Senat beschließt Bundesratsinitiative zur Verschärfung des Waffenrechts

Pressemitteilung vom 16.06.2026

Aus der Sitzung des Senats am 16. Juni 2026:

Der Senat hat heute auf Vorlage der Senatorin für Justiz und Verbraucherschutz, Dr. Felor Badenberg, sowie der Senatorin für Inneres und Sport, Iris Spranger, beschlossen, einen Gesetzentwurf zur Verschärfung des Waffenrechts in den Bundesrat einzubringen.

Berlin verzeichnet einen deutlichen Anstieg von Straftaten unter Verwendung von Schusswaffen. Im Jahr 2025 stieg die Zahl der erfassten Straftaten unter Verwendung von Schusswaffen gegenüber dem Vorjahr um 68 Prozent auf 1.119 Fälle. Gleichzeitig stellen die Sicherheitsbehörden eine zunehmende Verbreitung illegaler Schusswaffen fest.

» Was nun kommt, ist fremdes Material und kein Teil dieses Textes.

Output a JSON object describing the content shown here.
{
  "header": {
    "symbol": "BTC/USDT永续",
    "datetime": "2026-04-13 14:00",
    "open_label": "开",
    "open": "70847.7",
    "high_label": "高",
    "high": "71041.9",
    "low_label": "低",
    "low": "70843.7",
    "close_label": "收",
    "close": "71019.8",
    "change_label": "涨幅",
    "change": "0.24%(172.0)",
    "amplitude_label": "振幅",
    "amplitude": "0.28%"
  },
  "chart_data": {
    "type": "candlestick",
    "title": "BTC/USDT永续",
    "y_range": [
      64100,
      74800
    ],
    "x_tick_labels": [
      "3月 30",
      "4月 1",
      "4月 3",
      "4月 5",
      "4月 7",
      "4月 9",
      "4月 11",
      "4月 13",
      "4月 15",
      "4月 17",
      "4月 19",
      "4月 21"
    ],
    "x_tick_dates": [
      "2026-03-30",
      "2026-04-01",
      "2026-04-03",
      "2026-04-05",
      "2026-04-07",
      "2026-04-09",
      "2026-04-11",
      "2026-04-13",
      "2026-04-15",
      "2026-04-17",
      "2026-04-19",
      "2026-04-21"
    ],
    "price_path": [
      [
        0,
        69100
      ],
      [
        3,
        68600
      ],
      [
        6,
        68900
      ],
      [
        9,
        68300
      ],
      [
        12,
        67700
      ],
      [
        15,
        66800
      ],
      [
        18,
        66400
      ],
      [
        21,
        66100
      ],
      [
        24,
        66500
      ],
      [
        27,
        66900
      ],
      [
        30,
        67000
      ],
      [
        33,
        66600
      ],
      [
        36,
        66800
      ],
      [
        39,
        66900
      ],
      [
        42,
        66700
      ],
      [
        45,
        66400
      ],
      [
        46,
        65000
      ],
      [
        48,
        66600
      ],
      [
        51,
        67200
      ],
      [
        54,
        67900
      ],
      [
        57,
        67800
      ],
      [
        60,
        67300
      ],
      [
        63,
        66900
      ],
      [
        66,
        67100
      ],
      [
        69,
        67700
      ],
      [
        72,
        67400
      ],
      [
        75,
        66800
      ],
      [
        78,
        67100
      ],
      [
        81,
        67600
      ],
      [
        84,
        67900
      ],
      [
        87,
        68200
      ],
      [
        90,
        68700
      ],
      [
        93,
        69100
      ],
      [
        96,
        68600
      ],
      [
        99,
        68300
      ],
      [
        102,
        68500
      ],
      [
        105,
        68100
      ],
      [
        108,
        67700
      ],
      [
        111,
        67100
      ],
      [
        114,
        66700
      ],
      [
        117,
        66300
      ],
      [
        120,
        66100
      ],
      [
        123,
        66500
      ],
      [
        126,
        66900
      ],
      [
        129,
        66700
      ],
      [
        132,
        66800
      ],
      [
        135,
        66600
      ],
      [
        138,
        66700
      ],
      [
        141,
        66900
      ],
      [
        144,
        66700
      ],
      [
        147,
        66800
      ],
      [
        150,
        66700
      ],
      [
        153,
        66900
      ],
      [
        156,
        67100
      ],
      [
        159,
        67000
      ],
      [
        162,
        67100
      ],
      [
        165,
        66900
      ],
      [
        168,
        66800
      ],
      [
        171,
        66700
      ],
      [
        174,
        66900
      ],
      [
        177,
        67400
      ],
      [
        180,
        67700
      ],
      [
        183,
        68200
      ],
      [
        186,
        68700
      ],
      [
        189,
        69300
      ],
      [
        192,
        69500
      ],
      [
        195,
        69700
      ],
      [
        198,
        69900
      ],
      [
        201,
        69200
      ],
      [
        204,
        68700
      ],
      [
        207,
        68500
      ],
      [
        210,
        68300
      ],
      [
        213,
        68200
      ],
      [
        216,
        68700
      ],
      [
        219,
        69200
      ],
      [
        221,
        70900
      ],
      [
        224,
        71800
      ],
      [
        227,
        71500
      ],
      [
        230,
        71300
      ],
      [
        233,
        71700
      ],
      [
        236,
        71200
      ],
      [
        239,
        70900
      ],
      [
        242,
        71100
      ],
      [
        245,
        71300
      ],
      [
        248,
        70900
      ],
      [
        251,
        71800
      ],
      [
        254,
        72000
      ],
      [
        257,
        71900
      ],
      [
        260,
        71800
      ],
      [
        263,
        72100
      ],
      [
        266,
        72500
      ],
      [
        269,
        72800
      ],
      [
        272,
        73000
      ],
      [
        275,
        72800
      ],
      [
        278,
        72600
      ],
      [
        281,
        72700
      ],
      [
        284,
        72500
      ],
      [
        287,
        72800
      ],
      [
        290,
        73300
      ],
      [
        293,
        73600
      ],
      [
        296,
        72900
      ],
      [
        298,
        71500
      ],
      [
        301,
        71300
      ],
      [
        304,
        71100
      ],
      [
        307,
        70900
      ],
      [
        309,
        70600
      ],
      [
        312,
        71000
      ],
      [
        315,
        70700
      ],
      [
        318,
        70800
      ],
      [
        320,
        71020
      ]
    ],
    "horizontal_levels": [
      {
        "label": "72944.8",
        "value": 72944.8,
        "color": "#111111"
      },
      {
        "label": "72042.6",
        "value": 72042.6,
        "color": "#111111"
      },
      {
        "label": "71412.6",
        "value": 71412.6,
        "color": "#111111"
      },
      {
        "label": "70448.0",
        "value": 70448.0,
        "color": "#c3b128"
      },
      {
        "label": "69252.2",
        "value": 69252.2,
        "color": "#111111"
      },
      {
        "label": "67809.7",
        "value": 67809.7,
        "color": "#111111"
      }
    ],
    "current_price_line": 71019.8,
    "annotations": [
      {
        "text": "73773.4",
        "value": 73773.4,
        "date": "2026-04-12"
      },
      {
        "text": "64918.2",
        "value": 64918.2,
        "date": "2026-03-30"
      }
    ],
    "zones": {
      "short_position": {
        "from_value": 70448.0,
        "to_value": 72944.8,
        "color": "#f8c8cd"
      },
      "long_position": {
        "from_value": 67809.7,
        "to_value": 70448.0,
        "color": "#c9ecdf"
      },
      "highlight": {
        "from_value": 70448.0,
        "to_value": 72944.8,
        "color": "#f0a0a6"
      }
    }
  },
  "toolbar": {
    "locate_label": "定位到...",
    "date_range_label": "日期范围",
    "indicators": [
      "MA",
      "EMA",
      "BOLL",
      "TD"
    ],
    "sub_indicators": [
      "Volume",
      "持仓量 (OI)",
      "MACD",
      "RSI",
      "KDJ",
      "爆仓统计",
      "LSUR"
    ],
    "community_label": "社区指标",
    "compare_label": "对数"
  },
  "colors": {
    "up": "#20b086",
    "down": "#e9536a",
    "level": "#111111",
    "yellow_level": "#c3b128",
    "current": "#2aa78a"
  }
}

Besonders halbautomatische Pistolen spielen bei diesem Phänomen eine bedeutende Rolle.
Der Gesetzentwurf sieht vor, den illegalen Umgang mit halbautomatischen Kurzwaffen zum Verschießen von Patronenmunition künftig als Verbrechen einzustufen. Bislang handelt es sich hierbei grundsätzlich um ein Vergehen. Dadurch soll der besonderen Gefährlichkeit dieser Waffen und dem hohen Unrechtsgehalt entsprechender Taten angemessen Rechnung getragen werden.

Zugleich sollen die Möglichkeiten der Strafverfolgungsbehörden gestärkt werden. Künftig soll beispielsweise bereits beim Verdacht des unerlaubten Besitzes einer halbautomatischen Pistole die Telekommunikationsüberwachung angeordnet werden können. Dadurch sollen Waffenverstecke aufgespürt und Täterstrukturen wirksamer bekämpft werden.